Turning briefly to consumption, what we choose to eat can have a big impact on the planet, which clearly affects our future food security. The choices that we make now will affect how much choice we have in the future. In response to our report, the Government pointed to Public Health England’s guidance, the Eatwell Guide, stating:
“Given that most people in the UK do not currently follow a diet in line with government dietary recommendations, improvements in population dietary intakes in line with the Eatwell Guide would go a significant way to meeting sustainability targets.”
All very laudable stuff. What will the Government do to encourage more people to follow this beneficial guidance? Surely if it is well-evidenced advice, the Government should be making more of it.
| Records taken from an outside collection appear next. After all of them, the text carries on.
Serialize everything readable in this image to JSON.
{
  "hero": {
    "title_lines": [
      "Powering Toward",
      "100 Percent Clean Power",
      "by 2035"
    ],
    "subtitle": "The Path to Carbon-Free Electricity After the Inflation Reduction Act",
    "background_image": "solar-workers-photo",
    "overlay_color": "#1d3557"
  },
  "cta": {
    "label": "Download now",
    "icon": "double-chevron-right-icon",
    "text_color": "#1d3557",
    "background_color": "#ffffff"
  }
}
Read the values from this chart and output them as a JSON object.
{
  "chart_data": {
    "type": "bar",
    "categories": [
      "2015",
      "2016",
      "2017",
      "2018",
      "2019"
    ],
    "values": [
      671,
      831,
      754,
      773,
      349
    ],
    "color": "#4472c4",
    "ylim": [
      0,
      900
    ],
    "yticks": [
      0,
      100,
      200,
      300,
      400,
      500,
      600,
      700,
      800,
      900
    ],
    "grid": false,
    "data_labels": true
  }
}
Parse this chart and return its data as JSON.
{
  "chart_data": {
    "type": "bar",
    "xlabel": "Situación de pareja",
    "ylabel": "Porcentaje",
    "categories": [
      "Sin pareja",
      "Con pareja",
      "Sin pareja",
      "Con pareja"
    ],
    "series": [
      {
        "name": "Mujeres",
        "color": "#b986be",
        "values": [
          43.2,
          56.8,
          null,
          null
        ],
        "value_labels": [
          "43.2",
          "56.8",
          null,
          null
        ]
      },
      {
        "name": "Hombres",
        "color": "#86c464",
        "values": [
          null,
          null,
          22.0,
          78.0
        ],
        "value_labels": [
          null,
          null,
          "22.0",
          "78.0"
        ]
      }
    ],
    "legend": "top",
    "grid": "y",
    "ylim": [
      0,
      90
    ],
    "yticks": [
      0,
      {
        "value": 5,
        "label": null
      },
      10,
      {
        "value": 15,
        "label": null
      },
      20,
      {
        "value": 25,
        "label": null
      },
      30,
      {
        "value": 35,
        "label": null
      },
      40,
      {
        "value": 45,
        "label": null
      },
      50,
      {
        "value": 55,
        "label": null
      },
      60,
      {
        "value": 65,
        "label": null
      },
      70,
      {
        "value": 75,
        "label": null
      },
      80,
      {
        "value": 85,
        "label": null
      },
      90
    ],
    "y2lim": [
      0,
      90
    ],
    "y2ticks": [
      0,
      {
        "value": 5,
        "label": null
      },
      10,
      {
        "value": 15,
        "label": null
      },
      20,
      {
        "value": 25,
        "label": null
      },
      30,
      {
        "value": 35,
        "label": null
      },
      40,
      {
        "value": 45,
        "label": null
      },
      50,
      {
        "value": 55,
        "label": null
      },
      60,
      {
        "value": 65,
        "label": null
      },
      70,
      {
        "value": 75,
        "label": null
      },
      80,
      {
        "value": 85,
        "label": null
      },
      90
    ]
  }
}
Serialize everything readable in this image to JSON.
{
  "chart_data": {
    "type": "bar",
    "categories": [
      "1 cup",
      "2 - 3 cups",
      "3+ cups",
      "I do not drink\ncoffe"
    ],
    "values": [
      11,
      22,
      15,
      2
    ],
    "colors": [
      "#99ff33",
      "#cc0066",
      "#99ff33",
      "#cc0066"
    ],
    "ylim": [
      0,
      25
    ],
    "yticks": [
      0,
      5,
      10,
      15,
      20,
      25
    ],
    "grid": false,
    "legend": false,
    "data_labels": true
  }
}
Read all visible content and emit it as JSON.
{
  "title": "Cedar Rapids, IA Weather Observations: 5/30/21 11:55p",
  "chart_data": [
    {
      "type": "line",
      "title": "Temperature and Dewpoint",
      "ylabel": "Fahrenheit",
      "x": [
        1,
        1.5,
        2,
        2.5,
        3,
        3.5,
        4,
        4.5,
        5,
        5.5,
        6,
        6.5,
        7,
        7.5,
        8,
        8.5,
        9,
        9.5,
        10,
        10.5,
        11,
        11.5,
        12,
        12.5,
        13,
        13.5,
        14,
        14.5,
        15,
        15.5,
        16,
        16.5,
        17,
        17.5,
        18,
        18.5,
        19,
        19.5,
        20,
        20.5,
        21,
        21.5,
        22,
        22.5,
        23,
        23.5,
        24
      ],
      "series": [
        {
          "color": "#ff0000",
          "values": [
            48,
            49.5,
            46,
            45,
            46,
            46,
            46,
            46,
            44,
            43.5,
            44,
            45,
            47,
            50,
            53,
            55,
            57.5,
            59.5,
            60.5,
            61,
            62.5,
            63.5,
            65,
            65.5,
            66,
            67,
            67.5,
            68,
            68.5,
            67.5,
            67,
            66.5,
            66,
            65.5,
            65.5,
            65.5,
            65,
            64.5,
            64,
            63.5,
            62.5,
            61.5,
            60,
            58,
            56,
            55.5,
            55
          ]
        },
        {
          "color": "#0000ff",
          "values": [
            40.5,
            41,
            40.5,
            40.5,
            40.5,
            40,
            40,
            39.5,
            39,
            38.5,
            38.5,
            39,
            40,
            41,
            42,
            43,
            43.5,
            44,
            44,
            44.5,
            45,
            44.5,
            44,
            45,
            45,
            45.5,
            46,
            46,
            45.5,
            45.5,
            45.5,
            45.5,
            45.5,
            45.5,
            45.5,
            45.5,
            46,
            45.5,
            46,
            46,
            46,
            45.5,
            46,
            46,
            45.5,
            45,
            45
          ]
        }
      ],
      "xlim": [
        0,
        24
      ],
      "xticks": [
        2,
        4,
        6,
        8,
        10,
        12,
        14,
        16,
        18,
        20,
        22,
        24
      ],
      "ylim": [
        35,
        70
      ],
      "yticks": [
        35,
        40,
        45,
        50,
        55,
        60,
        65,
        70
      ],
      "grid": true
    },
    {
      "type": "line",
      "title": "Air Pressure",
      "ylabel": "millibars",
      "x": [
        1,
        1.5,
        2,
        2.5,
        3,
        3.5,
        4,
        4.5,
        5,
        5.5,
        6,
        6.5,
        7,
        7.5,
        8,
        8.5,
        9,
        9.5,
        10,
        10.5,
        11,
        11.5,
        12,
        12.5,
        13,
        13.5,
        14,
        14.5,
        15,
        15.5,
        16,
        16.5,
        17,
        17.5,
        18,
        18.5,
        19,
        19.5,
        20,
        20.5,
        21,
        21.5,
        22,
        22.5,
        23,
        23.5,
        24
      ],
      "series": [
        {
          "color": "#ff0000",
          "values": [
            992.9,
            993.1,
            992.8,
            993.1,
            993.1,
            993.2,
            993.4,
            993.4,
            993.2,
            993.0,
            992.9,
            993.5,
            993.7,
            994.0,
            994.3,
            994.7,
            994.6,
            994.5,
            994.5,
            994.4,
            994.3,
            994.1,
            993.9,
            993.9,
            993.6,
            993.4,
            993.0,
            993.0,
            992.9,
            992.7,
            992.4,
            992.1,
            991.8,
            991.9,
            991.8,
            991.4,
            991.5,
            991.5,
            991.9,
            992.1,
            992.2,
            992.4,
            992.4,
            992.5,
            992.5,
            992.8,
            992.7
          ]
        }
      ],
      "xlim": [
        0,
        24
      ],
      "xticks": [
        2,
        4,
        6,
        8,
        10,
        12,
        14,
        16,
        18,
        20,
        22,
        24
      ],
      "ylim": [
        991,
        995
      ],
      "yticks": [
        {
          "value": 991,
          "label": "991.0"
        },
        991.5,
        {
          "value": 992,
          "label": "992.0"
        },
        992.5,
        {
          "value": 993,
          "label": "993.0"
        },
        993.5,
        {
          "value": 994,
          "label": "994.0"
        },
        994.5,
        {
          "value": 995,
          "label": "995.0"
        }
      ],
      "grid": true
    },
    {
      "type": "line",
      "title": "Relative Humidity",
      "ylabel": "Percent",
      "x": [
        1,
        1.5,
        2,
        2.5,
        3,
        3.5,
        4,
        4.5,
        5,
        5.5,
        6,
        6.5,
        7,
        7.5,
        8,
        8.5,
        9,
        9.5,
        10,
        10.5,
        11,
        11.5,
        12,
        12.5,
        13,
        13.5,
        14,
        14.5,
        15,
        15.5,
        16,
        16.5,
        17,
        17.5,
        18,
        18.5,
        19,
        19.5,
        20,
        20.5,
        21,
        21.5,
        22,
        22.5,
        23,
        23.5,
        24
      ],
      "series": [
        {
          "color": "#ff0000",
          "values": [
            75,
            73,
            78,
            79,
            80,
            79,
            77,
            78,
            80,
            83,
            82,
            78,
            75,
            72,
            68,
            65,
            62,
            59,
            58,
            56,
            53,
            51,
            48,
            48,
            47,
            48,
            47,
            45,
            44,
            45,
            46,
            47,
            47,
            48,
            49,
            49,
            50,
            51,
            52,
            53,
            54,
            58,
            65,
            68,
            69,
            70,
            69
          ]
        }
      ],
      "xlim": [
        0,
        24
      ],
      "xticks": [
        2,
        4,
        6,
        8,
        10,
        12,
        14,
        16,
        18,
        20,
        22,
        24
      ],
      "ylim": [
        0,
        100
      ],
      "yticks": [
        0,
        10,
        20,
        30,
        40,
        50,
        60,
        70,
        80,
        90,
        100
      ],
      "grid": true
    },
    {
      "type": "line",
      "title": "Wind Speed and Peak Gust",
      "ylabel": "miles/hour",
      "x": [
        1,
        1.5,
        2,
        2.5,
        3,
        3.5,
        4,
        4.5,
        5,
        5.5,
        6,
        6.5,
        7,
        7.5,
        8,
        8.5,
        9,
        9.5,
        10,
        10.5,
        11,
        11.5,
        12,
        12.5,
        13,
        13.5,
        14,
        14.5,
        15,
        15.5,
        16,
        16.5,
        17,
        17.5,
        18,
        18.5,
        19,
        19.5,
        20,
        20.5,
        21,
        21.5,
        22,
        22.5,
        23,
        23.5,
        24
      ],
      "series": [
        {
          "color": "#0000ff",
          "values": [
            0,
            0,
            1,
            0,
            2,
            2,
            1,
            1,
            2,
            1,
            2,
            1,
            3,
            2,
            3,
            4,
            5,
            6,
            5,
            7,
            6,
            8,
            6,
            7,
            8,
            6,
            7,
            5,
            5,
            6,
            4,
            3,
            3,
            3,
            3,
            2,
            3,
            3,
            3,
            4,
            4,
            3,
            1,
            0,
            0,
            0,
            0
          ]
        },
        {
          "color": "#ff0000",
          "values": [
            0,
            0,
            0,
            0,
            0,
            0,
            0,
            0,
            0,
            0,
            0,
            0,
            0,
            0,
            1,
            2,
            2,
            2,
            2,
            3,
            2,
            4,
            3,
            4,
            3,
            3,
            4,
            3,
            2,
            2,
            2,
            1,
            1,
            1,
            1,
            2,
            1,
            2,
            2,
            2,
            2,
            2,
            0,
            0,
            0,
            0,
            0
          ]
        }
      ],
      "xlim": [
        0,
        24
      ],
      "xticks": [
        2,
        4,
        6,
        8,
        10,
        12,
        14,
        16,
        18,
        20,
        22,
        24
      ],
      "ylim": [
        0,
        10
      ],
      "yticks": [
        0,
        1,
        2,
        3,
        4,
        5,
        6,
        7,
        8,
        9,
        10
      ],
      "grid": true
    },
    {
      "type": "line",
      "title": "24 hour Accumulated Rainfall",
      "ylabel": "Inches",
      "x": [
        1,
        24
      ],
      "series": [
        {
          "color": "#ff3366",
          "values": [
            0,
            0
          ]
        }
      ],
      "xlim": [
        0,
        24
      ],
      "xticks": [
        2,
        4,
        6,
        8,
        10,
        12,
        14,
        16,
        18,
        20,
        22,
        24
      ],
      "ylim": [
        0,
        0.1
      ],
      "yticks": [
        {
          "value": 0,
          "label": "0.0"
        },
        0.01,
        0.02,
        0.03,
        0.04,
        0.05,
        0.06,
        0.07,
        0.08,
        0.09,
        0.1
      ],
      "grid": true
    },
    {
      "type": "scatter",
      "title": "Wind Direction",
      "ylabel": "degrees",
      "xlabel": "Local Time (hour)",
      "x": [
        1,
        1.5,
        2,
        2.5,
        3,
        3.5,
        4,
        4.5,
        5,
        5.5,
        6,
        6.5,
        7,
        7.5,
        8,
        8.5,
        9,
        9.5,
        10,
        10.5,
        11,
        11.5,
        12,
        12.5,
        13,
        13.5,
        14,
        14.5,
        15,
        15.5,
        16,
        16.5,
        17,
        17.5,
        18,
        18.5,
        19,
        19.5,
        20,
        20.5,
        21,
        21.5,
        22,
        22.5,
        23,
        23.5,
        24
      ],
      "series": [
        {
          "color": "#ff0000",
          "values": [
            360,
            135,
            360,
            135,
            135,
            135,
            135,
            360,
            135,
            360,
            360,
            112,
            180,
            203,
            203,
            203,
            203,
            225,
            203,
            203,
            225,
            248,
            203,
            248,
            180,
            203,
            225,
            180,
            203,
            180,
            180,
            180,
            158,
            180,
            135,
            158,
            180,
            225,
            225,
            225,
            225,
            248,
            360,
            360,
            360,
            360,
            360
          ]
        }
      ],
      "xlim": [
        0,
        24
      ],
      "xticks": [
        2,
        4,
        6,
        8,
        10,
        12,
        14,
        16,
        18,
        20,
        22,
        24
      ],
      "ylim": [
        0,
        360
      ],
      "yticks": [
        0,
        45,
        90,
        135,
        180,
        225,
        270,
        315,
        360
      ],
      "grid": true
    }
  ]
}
One landmark piece of work that we are still waiting for is the Government’s land use framework. Time and again, we heard in our inquiry that optimising the way English land is used for all the many demands required of it is the central issue to maintaining food security in a changing environment. When he gave evidence last July, the Minister for Food, Farming and Fisheries promised us that the land use framework, already delayed, would be published by the end of 2023. Sadly, the Government are now telling my Committee that it will be published in 2024. Will the Minister update the House on when in 2024 we can expect the land use framework to be published? Will he undertake, as my Committee recommended, to publish the Government’s methodologies alongside the land use framework when it eventually appears, to give confidence that the framework will contribute both to maintaining food security and to the Government’s net zero and biodiversity targets?
The other hugely relevant innovation brought in by the Government are the environmental land management schemes, or ELMS. The Government described those schemes as being founded on the principle of public money for public goods, but Ministers have declined our reasonable invitation to designate food security as a public good—as the Minister will be aware, the NFU has been calling for that for some time. Will the Minister explain why?
I did not come here today to be all doom and gloom. The environmental challenges facing our food system are worrying, but they are also an opportunity for the best of technological innovation. Our Committee has been keen to examine over this Parliament how technology can help us to address to environmental and climate changes that we face. Modern technology—be it the use of artificial intelligence and drones to pinpoint the use of fertiliser, the use or methane-suppressing food additives, or alternative proteins such as insects, now mostly grown in labs—opens up new ways of producing food while minimising the environmental impact. I am sure that we will hear a lot about that from my right hon. Friend the Member for Tunbridge Wells.
In response to our recommendations on expanding the incentives for farmers to take technological innovations, the Government increased the farming equipment and technology grant to a maximum of £50,000 per farm, and increased its overall budget to £70 million, which I welcome.
The fact that three Select Committees are here to represent recent reports on different aspects of food security shows how important the subject is. We are not alone: the International Development Committee is in
the middle on an inquiry on hunger and nutrition. I thank the Liaison Committee for granting time for the debate, and I thank the Government for their response to the Environmental Audit Committee report on environmental change and food security. I commend the report to the House.